Monday 5 December 2016

Growing up in the Shadow of 'The Troubles'


Two Booker Prize Shortlist nominees, both Irish authors writing about the Troubles, their stories focused on the City of Derry, Northern Ireland.

Shadows on our Skin by Jennifer Johnston.

Recognised as a small masterpiece when first published in 1977, and shortlisted for the Booker Prize. A poignant novel about a boy in Derry jolted into early adulthood by harsh circumstances.

Derry in the 1970s: teenager Joe Logan is growing up in the teeth of the Troubles, having to cope with embittered parents, a brother who's been away and come back with money and a gun in his pocket, harsh school teachers, and the constant awareness of the military presence in the background. Central to the story is the friendship that tentatively grows up between Joe and Kathleen, a young school-teacher who brings a fresh perspective to his familiar world.

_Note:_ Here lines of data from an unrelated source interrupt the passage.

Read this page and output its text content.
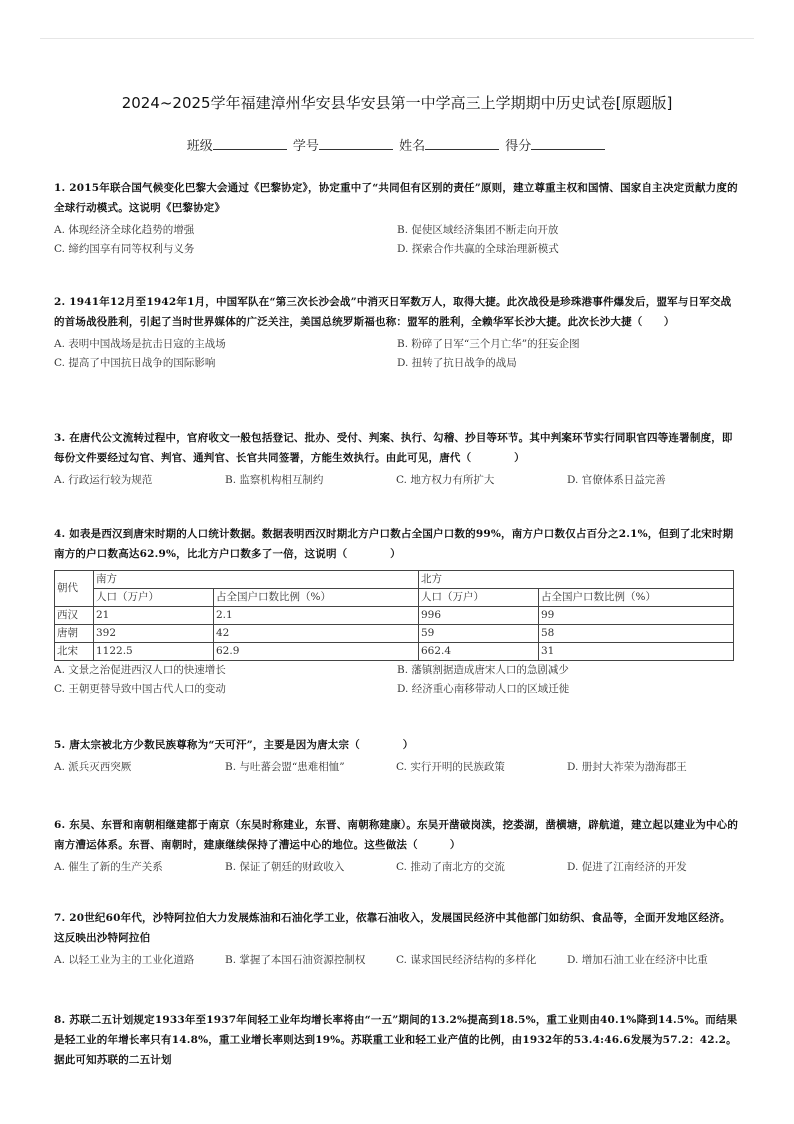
2024~2025学年福建漳州华安县华安县第一中学高三上学期期中历史试卷[原题版]
班级	学号	姓名	得分
1. 2015年联合国气候变化巴黎大会通过《巴黎协定》，协定重中了“共同但有区别的责任”原则，建立尊重主权和国情、国家自主决定贡献力度的全球行动模式。这说明《巴黎协定》
A. 体现经济全球化趋势的增强	B. 促使区域经济集团不断走向开放
C. 缔约国享有同等权利与义务	D. 探索合作共赢的全球治理新模式
2. 1941年12月至1942年1月，中国军队在“第三次长沙会战”中消灭日军数万人，取得大捷。此次战役是珍珠港事件爆发后，盟军与日军交战的首场战役胜利，引起了当时世界媒体的广泛关注，美国总统罗斯福也称：盟军的胜利，全赖华军长沙大捷。此次长沙大捷（　　）
A. 表明中国战场是抗击日寇的主战场	B. 粉碎了日军“三个月亡华”的狂妄企图
C. 提高了中国抗日战争的国际影响	D. 扭转了抗日战争的战局
3. 在唐代公文流转过程中，官府收文一般包括登记、批办、受付、判案、执行、勾稽、抄目等环节。其中判案环节实行同职官四等连署制度，即每份文件要经过勾官、判官、通判官、长官共同签署，方能生效执行。由此可见，唐代（　　　　）
A. 行政运行较为规范	B. 监察机构相互制约	C. 地方权力有所扩大	D. 官僚体系日益完善
4. 如表是西汉到唐宋时期的人口统计数据。数据表明西汉时期北方户口数占全国户口数的99%，南方户口数仅占百分之2.1%，但到了北宋时期南方的户口数高达62.9%，比北方户口数多了一倍，这说明（　　　　）
朝代	南方		北方	
	人口（万户）	占全国户口数比例（%）	人口（万户）	占全国户口数比例（%）
西汉	21	2.1	996	99
唐朝	392	42	59	58
北宋	1122.5	62.9	662.4	31
A. 文景之治促进西汉人口的快速增长	B. 藩镇割据造成唐宋人口的急剧减少
C. 王朝更替导致中国古代人口的变动	D. 经济重心南移带动人口的区域迁徙
5. 唐太宗被北方少数民族尊称为“天可汗”，主要是因为唐太宗（　　　　）
A. 派兵灭西突厥	B. 与吐蕃会盟“患难相恤”	C. 实行开明的民族政策	D. 册封大祚荣为渤海郡王
6. 东吴、东晋和南朝相继建都于南京（东吴时称建业，东晋、南朝称建康）。东吴开凿破岗渎，挖娄湖，凿横塘，辟航道，建立起以建业为中心的南方漕运体系。东晋、南朝时，建康继续保持了漕运中心的地位。这些做法（　　　）
A. 催生了新的生产关系	B. 保证了朝廷的财政收入	C. 推动了南北方的交流	D. 促进了江南经济的开发
7. 20世纪60年代，沙特阿拉伯大力发展炼油和石油化学工业，依靠石油收入，发展国民经济中其他部门如纺织、食品等，全面开发地区经济。这反映出沙特阿拉伯
A. 以轻工业为主的工业化道路	B. 掌握了本国石油资源控制权	C. 谋求国民经济结构的多样化	D. 增加石油工业在经济中比重
8. 苏联二五计划规定1933年至1937年间轻工业年均增长率将由“一五”期间的13.2%提高到18.5%，重工业则由40.1%降到14.5%。而结果是轻工业的年增长率只有14.8%，重工业增长率则达到19%。苏联重工业和轻工业产值的比例，由1932年的53.4:46.6发展为57.2：42.2。据此可知苏联的二五计划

Reading in the Dark by Seamus Deane, shortlisted in 1996

"What we misleadingly call ordinary life is destroyed by politics in our part of the world, generation after generation. I had to show how that happens." Seamus Deane

A haunted childhood, lived out in two dimensions. One is legendary: the Sun-fort of Grianan, home of the warrior Fianna; the Field of the Disappeared, over which no gulls fly; the house in Donegal where children are stolen away by demonic forces. The other is actual: the city of Derry in the Northern Ireland of the 40s and 50s; a place that is also haunted by political enmities, family secrets, lethal intrigue. The boy narrator of Reading in the Dark grows up enclosed in these two worlds, sensing that they are intertwined in some mysterious ways that he both wants and does not want to discover. Through the silence that surrounds him, he feels the truth spreading like a stain until it engulfs him and his family. Claustrophobic but lyrically charged, breathtakingly sad but vibrant and unforgettable, Reading in the Dark is one of the finest books about growing up - in Ireland or anywhere - that has ever been written.